Eso es lo más aproximado a una idea de la nostalgia. Aquello que no podamos aprehender mediante la vista, no puede responder a la imagen suprema de Belleza: lo dice la Idea. Si logramos destronarla como tal, podremos rehacer la noción estética de la perfección arquitectónica pues la Alhambra la posee y acapara' toda para ella.

Llego ileso al salón de los Embajadores o “salón de los Comares”, cuya majestuosa apariencia es recurrente tema de mis escarceos oníricos. Cada vez que un bad dream me involucra protagónicamente en actividades políticas, regreso al sitio a lomos de mi inconsciente y lo veo otra vez, hermoso, sublime' e inamovible en el tiempo.

En el salón de los Abencerrajes se adormece la leyenda: la sangre solidificada que se encuentra en el ablucionario de zócalo, puede interrumpir el tránsito de los turistas en días especiales. Es necesario pensar en aquellos a quienes el Poeta llamó la “flor de Granada” o, al decir de Lord Byron, en aquellos que fueron muertos cuando los tornadizos de Córdoba la nombrada los desplazaron en su milicia.

Los Arrayanes, los Leones, las Dos Hermanas y el Mirador de Daraxa desfilan como el sueño mismo en los palacios nazaríes. Únicamente capta mi atención la Torre de la Cautiva, a quien el teatro español y Washington Irving perpetuaron sobre la leyenda de doña Isabel de Solís, la última Sultana.

En su interior perviven dos mundos: uno externo, cuyo límite son las blancas cumbres de sierra Nevada, y otro interno, que superpone su decoración de ensueño a su carácter estratégico defensivo.

En Calahorra (Qalahura), se acoge a los pacíficos y a los guerreros por igual pues el poema recogido en el ángulo izquierdo lo expresa así con desigual caligrafía. Los momentos más líricos de la obra de Tárrega quizá fueron inspirados en sus entrañas.

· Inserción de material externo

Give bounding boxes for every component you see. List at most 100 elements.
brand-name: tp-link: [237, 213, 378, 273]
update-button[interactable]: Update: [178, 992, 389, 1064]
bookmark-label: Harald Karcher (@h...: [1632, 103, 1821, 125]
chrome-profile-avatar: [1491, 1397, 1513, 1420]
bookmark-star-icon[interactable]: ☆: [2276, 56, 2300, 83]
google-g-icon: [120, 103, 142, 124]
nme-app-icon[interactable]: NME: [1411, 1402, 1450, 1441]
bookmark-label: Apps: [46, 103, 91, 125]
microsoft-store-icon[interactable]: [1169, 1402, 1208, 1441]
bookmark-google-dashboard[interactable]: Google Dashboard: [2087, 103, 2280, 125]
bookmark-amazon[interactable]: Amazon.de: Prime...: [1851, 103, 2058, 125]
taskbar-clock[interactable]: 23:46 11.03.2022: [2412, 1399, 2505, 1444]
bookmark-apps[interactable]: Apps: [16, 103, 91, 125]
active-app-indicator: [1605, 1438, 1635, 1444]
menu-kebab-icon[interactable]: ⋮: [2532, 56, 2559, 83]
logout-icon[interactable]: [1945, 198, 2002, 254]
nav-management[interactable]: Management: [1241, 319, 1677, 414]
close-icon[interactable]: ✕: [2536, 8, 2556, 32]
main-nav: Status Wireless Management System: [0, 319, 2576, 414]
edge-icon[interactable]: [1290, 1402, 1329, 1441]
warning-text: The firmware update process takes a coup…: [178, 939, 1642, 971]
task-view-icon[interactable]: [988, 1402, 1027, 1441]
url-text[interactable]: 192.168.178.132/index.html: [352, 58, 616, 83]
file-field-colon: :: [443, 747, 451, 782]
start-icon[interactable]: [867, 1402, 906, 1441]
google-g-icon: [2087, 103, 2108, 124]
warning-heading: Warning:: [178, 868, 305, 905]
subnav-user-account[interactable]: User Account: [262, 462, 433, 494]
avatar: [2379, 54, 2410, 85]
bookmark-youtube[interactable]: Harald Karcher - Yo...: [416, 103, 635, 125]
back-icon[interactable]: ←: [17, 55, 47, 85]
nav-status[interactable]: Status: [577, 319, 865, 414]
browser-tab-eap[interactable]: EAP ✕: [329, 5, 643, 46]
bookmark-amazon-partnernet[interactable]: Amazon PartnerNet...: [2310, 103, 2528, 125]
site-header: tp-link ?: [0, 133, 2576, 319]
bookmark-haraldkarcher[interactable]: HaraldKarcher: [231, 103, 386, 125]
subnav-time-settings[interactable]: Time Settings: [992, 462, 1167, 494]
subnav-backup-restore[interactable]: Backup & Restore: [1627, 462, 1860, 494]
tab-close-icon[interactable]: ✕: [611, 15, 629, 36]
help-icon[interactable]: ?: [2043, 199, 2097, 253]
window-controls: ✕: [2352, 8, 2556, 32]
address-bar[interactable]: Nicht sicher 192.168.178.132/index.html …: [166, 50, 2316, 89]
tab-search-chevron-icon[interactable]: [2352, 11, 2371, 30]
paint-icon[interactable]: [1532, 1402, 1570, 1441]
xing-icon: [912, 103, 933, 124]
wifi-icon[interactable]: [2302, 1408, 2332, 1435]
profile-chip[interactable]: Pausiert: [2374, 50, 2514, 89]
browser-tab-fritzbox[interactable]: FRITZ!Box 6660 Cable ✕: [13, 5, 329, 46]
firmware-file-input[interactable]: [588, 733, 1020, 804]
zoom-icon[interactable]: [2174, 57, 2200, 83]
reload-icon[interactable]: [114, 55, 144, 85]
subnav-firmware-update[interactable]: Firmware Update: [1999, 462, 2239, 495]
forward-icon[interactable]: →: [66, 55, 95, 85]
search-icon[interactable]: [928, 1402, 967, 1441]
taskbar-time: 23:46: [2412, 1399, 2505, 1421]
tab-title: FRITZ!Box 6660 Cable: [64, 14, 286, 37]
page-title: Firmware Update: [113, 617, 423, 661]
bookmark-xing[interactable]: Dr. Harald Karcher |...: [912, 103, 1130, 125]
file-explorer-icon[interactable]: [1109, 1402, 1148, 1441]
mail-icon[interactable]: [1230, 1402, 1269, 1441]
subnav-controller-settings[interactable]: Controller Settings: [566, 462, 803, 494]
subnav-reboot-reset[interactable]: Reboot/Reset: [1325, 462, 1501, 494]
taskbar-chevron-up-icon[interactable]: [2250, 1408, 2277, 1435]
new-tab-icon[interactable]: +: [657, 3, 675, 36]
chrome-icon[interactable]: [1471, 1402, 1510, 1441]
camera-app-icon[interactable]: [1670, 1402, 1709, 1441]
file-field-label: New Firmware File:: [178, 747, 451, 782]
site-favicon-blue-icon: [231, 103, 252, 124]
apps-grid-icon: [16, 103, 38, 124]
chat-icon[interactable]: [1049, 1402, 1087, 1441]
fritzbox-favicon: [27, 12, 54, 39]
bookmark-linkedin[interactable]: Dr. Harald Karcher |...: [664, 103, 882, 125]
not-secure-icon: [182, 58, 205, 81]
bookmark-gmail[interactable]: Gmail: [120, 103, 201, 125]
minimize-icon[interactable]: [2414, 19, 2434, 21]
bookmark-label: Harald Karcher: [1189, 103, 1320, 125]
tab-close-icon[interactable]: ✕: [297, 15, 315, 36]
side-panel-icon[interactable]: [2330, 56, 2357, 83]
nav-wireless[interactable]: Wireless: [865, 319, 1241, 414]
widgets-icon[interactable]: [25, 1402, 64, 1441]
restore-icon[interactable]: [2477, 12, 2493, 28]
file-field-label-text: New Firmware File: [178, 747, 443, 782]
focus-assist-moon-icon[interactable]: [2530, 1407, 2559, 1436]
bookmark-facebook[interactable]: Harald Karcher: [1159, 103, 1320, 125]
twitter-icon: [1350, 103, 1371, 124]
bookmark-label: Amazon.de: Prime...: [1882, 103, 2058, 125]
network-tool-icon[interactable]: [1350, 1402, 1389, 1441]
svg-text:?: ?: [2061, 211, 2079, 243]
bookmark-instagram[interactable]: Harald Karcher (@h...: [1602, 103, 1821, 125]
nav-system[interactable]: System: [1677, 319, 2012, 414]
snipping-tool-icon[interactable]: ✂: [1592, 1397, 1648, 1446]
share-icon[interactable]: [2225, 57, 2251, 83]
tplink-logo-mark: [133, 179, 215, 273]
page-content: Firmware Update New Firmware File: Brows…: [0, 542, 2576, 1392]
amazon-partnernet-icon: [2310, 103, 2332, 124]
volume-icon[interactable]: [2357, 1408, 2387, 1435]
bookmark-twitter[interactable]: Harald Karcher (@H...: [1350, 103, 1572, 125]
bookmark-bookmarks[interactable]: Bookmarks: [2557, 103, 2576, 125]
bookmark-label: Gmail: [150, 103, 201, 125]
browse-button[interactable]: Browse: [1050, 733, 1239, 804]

En la colina del Suspiro del Moro. ¿Puede acaso el más viril de los reyes destronados permanecer mudo y estoico ante la pérdida del paraíso terrenal? Evidentemente que no, y ello nos hace reeditar la lapidaria frase de la madre de Boabdil: “Lloras como mujer lo que no pudiste defender como hombre”.

A decir verdad, Muhammad II, o Boabdil “El Chico”, lloró como poeta lo que no quiso arruinar como hombre. Desde la cumbre del altozano en el que las lágrimas del Moro salpicaron las crines de su caballo, es aún más majestuosa la Alhambra, microcosmos de ensueño, mamoradmo feliz, que en su entorno mágico desde las colinas del recuerdo, llora y ríe de la forma imparcial en que los sueños mismos nos arrastran hacia su tálamo.